Product Adviser  

Man GLG fund delivers a strong performance in Q1

Man GLG fund delivers a strong performance in Q1

Man GLG’s new High Yield Opportunities fund, with its bottom-up fundamental credit selection combined with a top-down thematic investment screening process, covers both the macro and the micro aspect of credit selection. 

This may help generate alpha in a yield-starved environment, specifically as longer-term government bond yields in the UK have again fallen in recent months.

This new fund does not simply track a number of indices; so there is scope to deliver above-benchmark returns that may be more easily achieved by investing in a limited mandate of credit instruments, instead of a fund holding significantly more instruments.

The fund focuses on cash-generative companies rather than cyclical business, but searches for attractive valuations.
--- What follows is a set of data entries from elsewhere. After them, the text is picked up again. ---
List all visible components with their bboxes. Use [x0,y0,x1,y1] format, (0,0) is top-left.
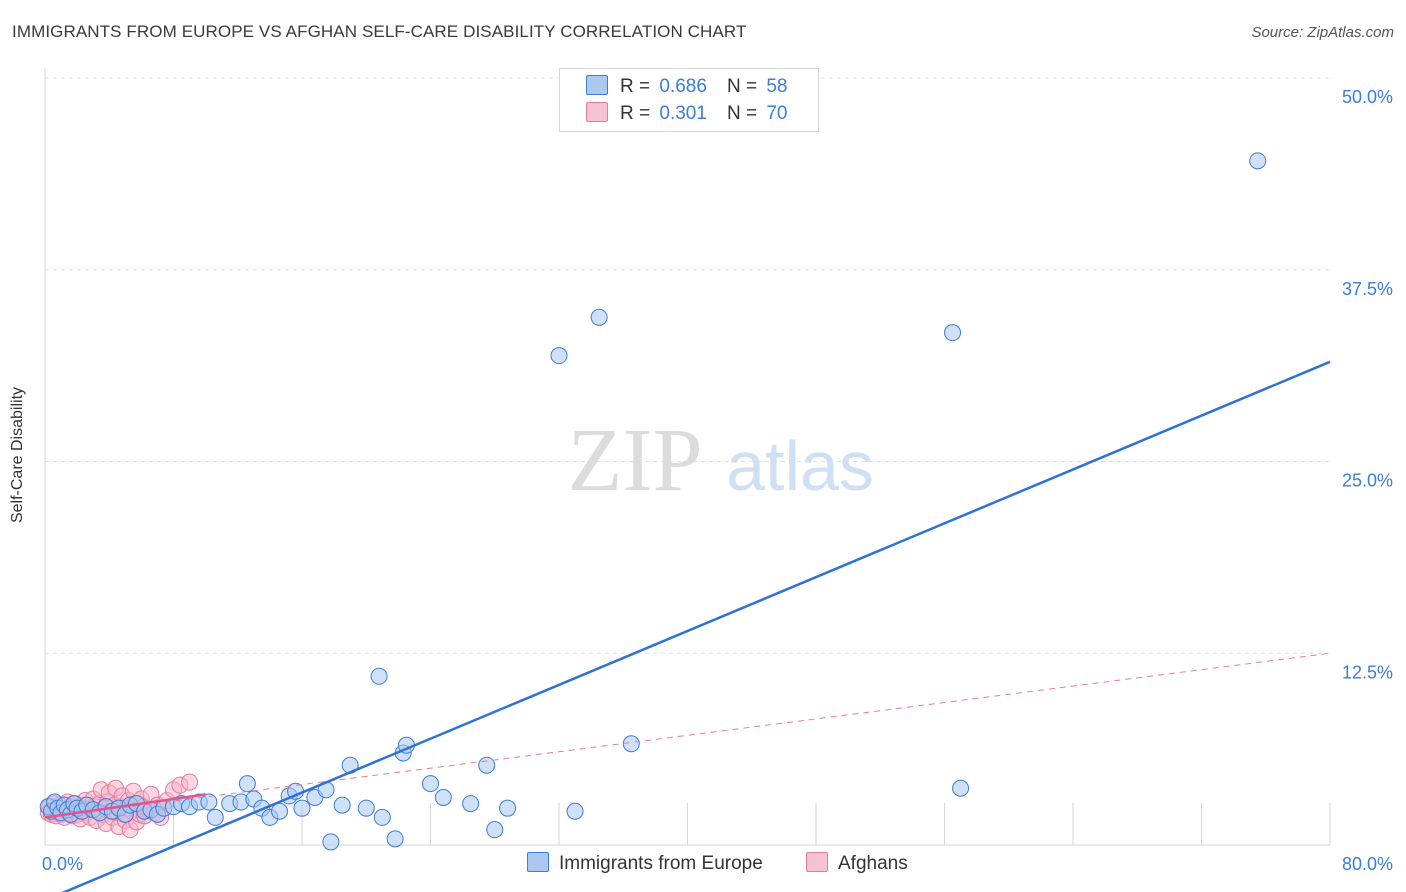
europe-point-43 [333,796,351,814]
legend-swatch-afghans [586,102,608,122]
legend-swatch-europe [586,75,608,95]
europe-point-62 [952,779,970,797]
afghans-point-69 [181,773,199,791]
europe-point-45 [357,799,375,817]
watermark: ZIP atlas [568,411,874,510]
chart-source: Source: ZipAtlas.com [1251,24,1394,41]
bottom-legend-europe: Immigrants from Europe [527,852,763,875]
chart-title: IMMIGRANTS FROM EUROPE VS AFGHAN SELF-CA… [12,22,747,41]
europe-point-51 [422,775,439,793]
europe-trend-line [61,360,1331,892]
europe-point-57 [550,347,568,365]
y-tick-label-1: 25.0% [1342,471,1393,491]
legend-r-europe: 0.686 [659,76,707,97]
europe-point-28 [200,793,218,811]
bottom-swatch-afghans [806,852,828,872]
legend-row-afghans: R = 0.301 N = 70 [586,102,787,128]
bottom-swatch-europe [527,852,549,872]
legend-n-europe: 58 [766,76,788,97]
europe-point-42 [322,833,340,851]
europe-point-59 [590,308,608,326]
europe-point-63 [1249,152,1267,170]
europe-point-48 [386,830,404,848]
europe-point-61 [944,324,962,342]
x-tick-label-1: 80.0% [1342,854,1393,874]
europe-point-60 [622,735,640,753]
europe-points [39,152,1267,851]
stats-legend: R = 0.686 N = 58 R = 0.301 N = 70 [559,68,819,132]
bottom-legend-afghans: Afghans [806,852,908,875]
legend-r-afghans: 0.301 [659,103,707,124]
europe-point-32 [238,775,256,793]
trend-lines [44,360,1331,892]
y-tick-label-2: 37.5% [1342,279,1393,299]
watermark-zip: ZIP [568,411,703,510]
watermark-atlas: atlas [726,427,874,505]
europe-point-54 [478,756,496,774]
europe-point-56 [499,799,517,817]
europe-point-29 [206,808,224,826]
afghans-trend-extension [44,652,1331,818]
legend-n-afghans: 70 [766,103,788,124]
legend-row-europe: R = 0.686 N = 58 [586,75,787,101]
afghans-trend-line [44,793,206,819]
europe-point-39 [293,799,311,817]
europe-point-46 [370,667,388,685]
europe-point-53 [462,795,480,813]
x-tick-label-0: 0.0% [42,854,83,874]
y-tick-label-3: 50.0% [1342,87,1393,107]
y-tick-label-0: 12.5% [1342,662,1393,682]
europe-point-52 [434,788,452,806]
tick-labels: 12.5% 25.0% 37.5% 50.0% 0.0% 80.0% [42,87,1393,874]
europe-point-58 [566,802,584,820]
europe-point-55 [486,821,504,839]
europe-point-47 [373,808,391,826]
The selection process may provide reduced longer-term volatility, as well as entering positions that may offer improved growth potential combined with natural yield.  

Given the fund’s high-yield focus, I expect volatility to be at least at medium level, which may not suit conservative investors, especially as it invests in below-investment grade instruments.
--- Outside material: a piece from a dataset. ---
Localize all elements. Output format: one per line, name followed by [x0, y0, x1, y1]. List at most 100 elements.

The fact the fund is currency hedged to sterling should help reduce volatility due to currency movements.

The fund is also able to take a short position in credit instruments, helping to potentially profit from a fall in credit prices with the use of derivatives should the manager forecast a deterioration in credit risk.

This may reduce or increase the fund’s performance depending on the quality of the fund manager’s calls over time. Therefore, investors should consider this fund if they are prepared to risk achieving returns inferior to a relevant high-yield bond index, as well as paying fund costs significantly more than a passive solution delivering a high-yield bond strategy.

The fund was launched on January 17, with a performance to date of approximately 4 per cent as of March 22 2019, which is impressive.

Advisers will find it challenging to advise clients as there is little track record and limited reported assets within the fund.

Notwithstanding, the manager has more than $30bn (£23bn) dollars under management and has been established for more than 20 years, providing confidence for advisers as well as clients.